Stephen Hawking Has Taken Sick


I was not around when Newton was around, I was not around when Einstein was around, I missed those dudes by a few centuries combined in passing, but I have been around when Stephen Hawking has been around, and the thought gives me tickles.

My introduction to Hawking was through his book, A Brief History Of Time. I first read it during my Class 10 year, which ordinarily would have been the sophomore year of high school in the American system, except I went to this school in Kathmandu founded by the British, and we did both the Nepali high school thing - high school ended after 10, not 12 years - and the British O and A Levels (a guest speaker one day talked of "A Levels and B Levels," this top doctor dude), long story short, we would end up having 13 years of school. We got told that really prepared us for college. And the O and A Levels came by way of the Cambridge University Board. Hawking was a professor there. That's stretching it, but still. (My Relationship With Ashton Kutcher)



I understood the book during the first reading. It read like a novel, I was able to follow all its concepts: that same year I also read Ted Sorensen's Kennedy, and Gabriel Garcia Marquez' One Hundred Years Of Solitude. I have been claiming my physics smarts ever since.

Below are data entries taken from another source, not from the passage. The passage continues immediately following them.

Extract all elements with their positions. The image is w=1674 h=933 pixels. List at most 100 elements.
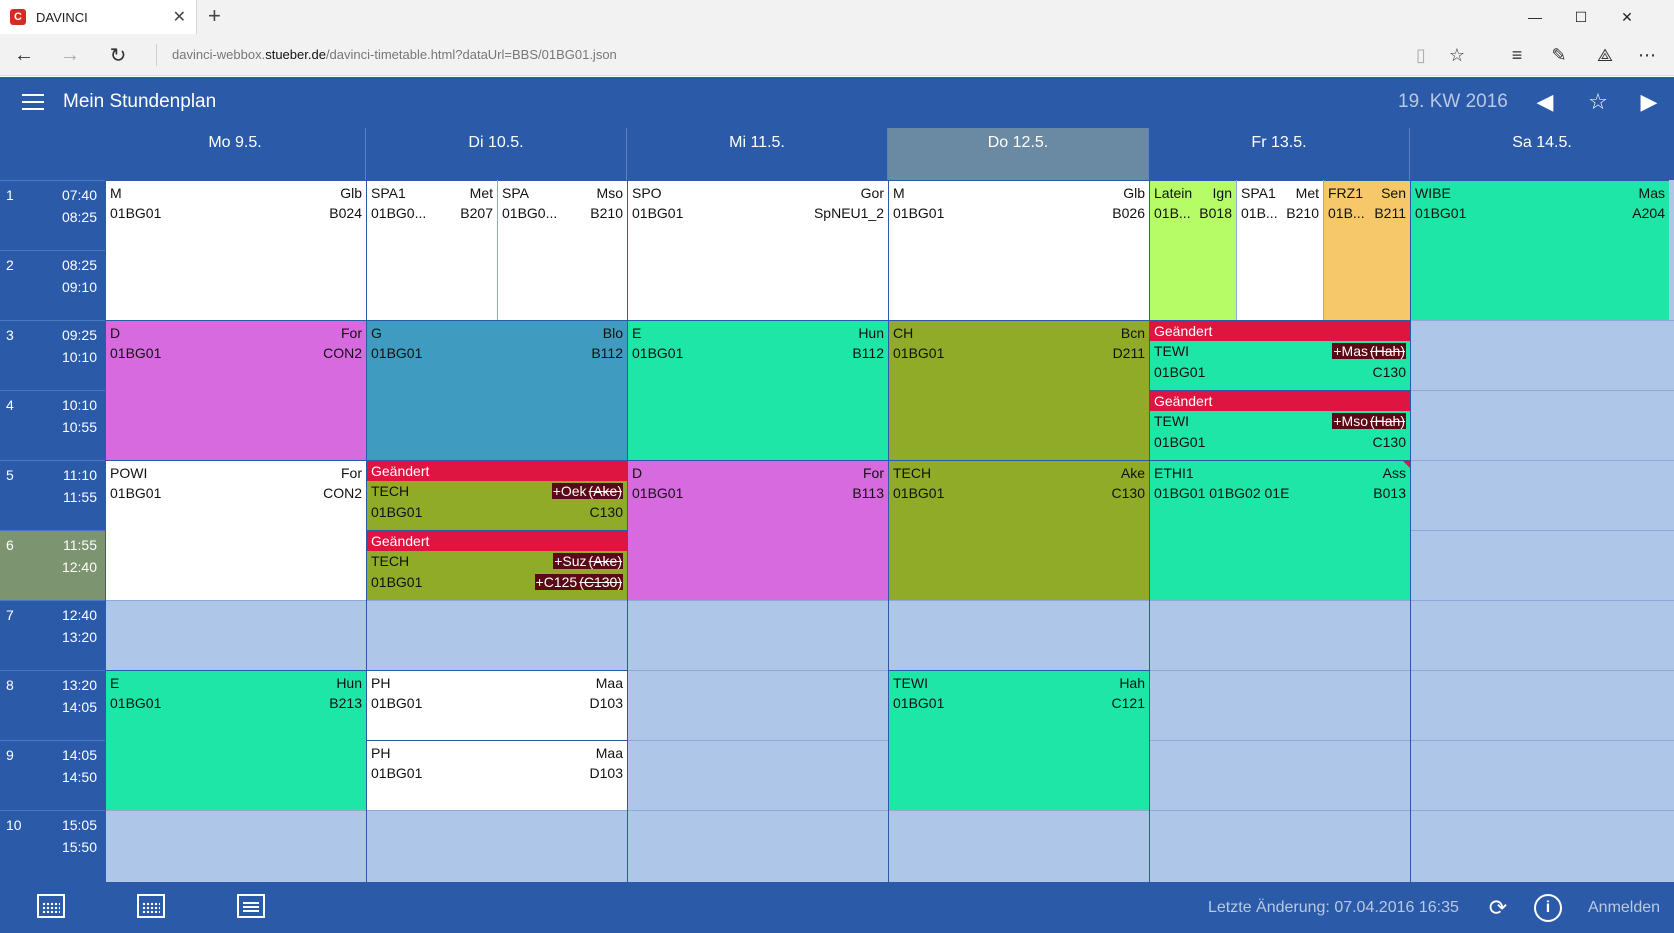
empty-slot[interactable] bbox=[1150, 810, 1410, 880]
browser-tab[interactable]: C DAVINCI ✕ bbox=[0, 0, 197, 34]
last-change-label: Letzte Änderung: 07.04.2016 16:35 bbox=[1208, 899, 1459, 916]
bottom-bar: Letzte Änderung: 07.04.2016 16:35 ⟳ i An… bbox=[0, 882, 1674, 933]
empty-slot[interactable] bbox=[1411, 460, 1674, 530]
period-row: 2 08:25 09:10 bbox=[0, 250, 105, 320]
changed-banner: Geändert bbox=[1150, 391, 1410, 411]
empty-slot[interactable] bbox=[1411, 810, 1674, 880]
period-row: 4 10:10 10:55 bbox=[0, 390, 105, 460]
empty-slot[interactable] bbox=[1150, 670, 1410, 740]
empty-slot[interactable] bbox=[628, 670, 888, 740]
lesson-card[interactable]: TEWI Hah 01BG01 C121 bbox=[889, 670, 1149, 810]
empty-slot[interactable] bbox=[1411, 530, 1674, 600]
lesson-card[interactable]: M Glb 01BG01 B024 bbox=[106, 180, 366, 320]
day-column-fr: Latein Ign 01B... B018 SPA1 Met 01B... B210 … bbox=[1150, 180, 1410, 882]
day-view-icon[interactable] bbox=[137, 894, 165, 918]
empty-slot[interactable] bbox=[1150, 600, 1410, 670]
lesson-card[interactable]: Latein Ign 01B... B018 bbox=[1150, 180, 1236, 320]
reading-view-icon[interactable]: ▯ bbox=[1416, 44, 1426, 65]
day-header-do: Do 12.5. bbox=[888, 128, 1149, 180]
tab-title: DAVINCI bbox=[36, 9, 88, 25]
changed-lesson-card[interactable]: Geändert TECH +Suz (Ake) 01BG01 +C125 (C130) bbox=[367, 530, 627, 600]
empty-slot[interactable] bbox=[889, 810, 1149, 880]
empty-slot[interactable] bbox=[889, 600, 1149, 670]
previous-week-icon[interactable]: ◀ bbox=[1536, 89, 1554, 114]
lesson-card[interactable]: D For 01BG01 CON2 bbox=[106, 320, 366, 460]
empty-slot[interactable] bbox=[628, 810, 888, 880]
empty-slot[interactable] bbox=[367, 810, 627, 880]
lesson-card[interactable]: SPO Gor 01BG01 SpNEU1_2 bbox=[628, 180, 888, 320]
next-week-icon[interactable]: ▶ bbox=[1640, 89, 1658, 114]
empty-slot[interactable] bbox=[628, 740, 888, 810]
period-row: 1 07:40 08:25 bbox=[0, 180, 105, 250]
empty-slot[interactable] bbox=[1150, 740, 1410, 810]
day-header-di: Di 10.5. bbox=[366, 128, 627, 180]
hamburger-menu-icon[interactable] bbox=[22, 94, 44, 110]
old-teacher: (Ake) bbox=[587, 483, 623, 499]
changed-lesson-card[interactable]: Geändert TECH +Oek (Ake) 01BG01 C130 bbox=[367, 460, 627, 530]
more-icon[interactable]: ⋯ bbox=[1638, 44, 1656, 65]
info-button[interactable]: i bbox=[1532, 892, 1564, 924]
refresh-icon[interactable]: ↻ bbox=[109, 44, 127, 67]
login-button[interactable]: Anmelden bbox=[1588, 899, 1661, 916]
close-window-icon[interactable]: ✕ bbox=[1621, 8, 1633, 25]
lesson-card[interactable]: D For 01BG01 B113 bbox=[628, 460, 888, 600]
new-teacher: +Suz bbox=[553, 553, 588, 569]
back-arrow-icon[interactable]: ← bbox=[14, 43, 34, 66]
new-teacher: +Oek bbox=[551, 483, 588, 499]
favorite-star-icon[interactable]: ☆ bbox=[1448, 44, 1466, 65]
lesson-card[interactable]: G Blo 01BG01 B112 bbox=[367, 320, 627, 460]
new-tab-icon[interactable]: + bbox=[208, 3, 221, 28]
lesson-card[interactable]: SPA Mso 01BG0... B210 bbox=[498, 180, 627, 320]
empty-slot[interactable] bbox=[628, 600, 888, 670]
empty-slot[interactable] bbox=[106, 600, 366, 670]
period-row: 5 11:10 11:55 bbox=[0, 460, 105, 530]
list-view-icon[interactable] bbox=[237, 894, 265, 918]
changed-lesson-card[interactable]: Geändert TEWI +Mso (Hah) 01BG01 C130 bbox=[1150, 390, 1410, 460]
lesson-card[interactable]: SPA1 Met 01BG0... B207 bbox=[367, 180, 497, 320]
lesson-card[interactable]: PH Maa 01BG01 D103 bbox=[367, 740, 627, 810]
sync-icon[interactable]: ⟳ bbox=[1488, 895, 1508, 920]
lesson-card[interactable]: M Glb 01BG01 B026 bbox=[889, 180, 1149, 320]
url-prefix: davinci-webbox. bbox=[172, 47, 266, 62]
address-url[interactable]: davinci-webbox.stueber.de/davinci-timeta… bbox=[172, 47, 617, 62]
forward-arrow-icon[interactable]: → bbox=[60, 43, 80, 66]
lesson-card[interactable]: TECH Ake 01BG01 C130 bbox=[889, 460, 1149, 600]
lesson-card[interactable]: SPA1 Met 01B... B210 bbox=[1237, 180, 1323, 320]
empty-slot[interactable] bbox=[1411, 320, 1674, 390]
day-header-fr: Fr 13.5. bbox=[1149, 128, 1410, 180]
hub-icon[interactable]: ≡ bbox=[1511, 44, 1523, 65]
note-corner-icon bbox=[1403, 461, 1410, 468]
close-tab-icon[interactable]: ✕ bbox=[172, 9, 186, 26]
new-teacher: +Mso bbox=[1332, 413, 1369, 429]
changed-banner: Geändert bbox=[367, 461, 627, 481]
lesson-card[interactable]: CH Bcn 01BG01 D211 bbox=[889, 320, 1149, 460]
new-room: +C125 bbox=[534, 574, 579, 590]
empty-slot[interactable] bbox=[1411, 670, 1674, 740]
changed-lesson-card[interactable]: Geändert TEWI +Mas (Hah) 01BG01 C130 bbox=[1150, 320, 1410, 390]
empty-slot[interactable] bbox=[367, 600, 627, 670]
changed-banner: Geändert bbox=[1150, 321, 1410, 341]
lesson-card[interactable]: E Hun 01BG01 B213 bbox=[106, 670, 366, 810]
minimize-window-icon[interactable]: — bbox=[1528, 9, 1542, 25]
favorite-star-icon[interactable]: ☆ bbox=[1588, 89, 1608, 114]
lesson-card[interactable]: FRZ1 Sen 01B... B211 bbox=[1324, 180, 1410, 320]
lesson-card[interactable]: POWI For 01BG01 CON2 bbox=[106, 460, 366, 600]
empty-slot[interactable] bbox=[106, 810, 366, 880]
cell-divider bbox=[1236, 180, 1237, 320]
web-note-icon[interactable]: ✎ bbox=[1551, 44, 1567, 65]
empty-slot[interactable] bbox=[1411, 390, 1674, 460]
week-view-icon[interactable] bbox=[37, 894, 65, 918]
lesson-card[interactable]: ETHI1 Ass 01BG01 01BG02 01E B013 bbox=[1150, 460, 1410, 600]
page-title: Mein Stundenplan bbox=[63, 91, 217, 112]
timetable-grid: Mo 9.5. Di 10.5. Mi 11.5. Do 12.5. Fr 13… bbox=[0, 128, 1674, 882]
share-icon[interactable]: ⟁ bbox=[1596, 44, 1614, 65]
empty-slot[interactable] bbox=[1411, 600, 1674, 670]
maximize-window-icon[interactable]: ☐ bbox=[1574, 8, 1588, 25]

Around the same time I came face to face with the anti-Madhesi prejudice warps that existed and exists to this day in Nepal and when it came my way by way of the school administration, it felt like waking up to gravity, something fundamental, something that had been around a while, something now whose presence I felt acutely, but lacked any vocabulary to express, more, lacked any power to do something about it. The power was to come two decades later when I threw myself into the Madhesi Kranti in Nepal from the safety of New York City.

I acquired a physics like fascination for social reality. Before I got hit by the social gravity, I wanted to be a medical doctor, that was the first thing I wanted to be in life. Then I realized I don't need a microscope to see germs, I could see them with my naked eyes.

I feel like I am both a high school and a college dropout. I was emotionally absent the final three years of high school, and the final four years of college: I did five years, it is called changing your major too many times.

Group Dynamics

And Hawking speaks to me more today than ever before. Well, I am a tech startup guyperson.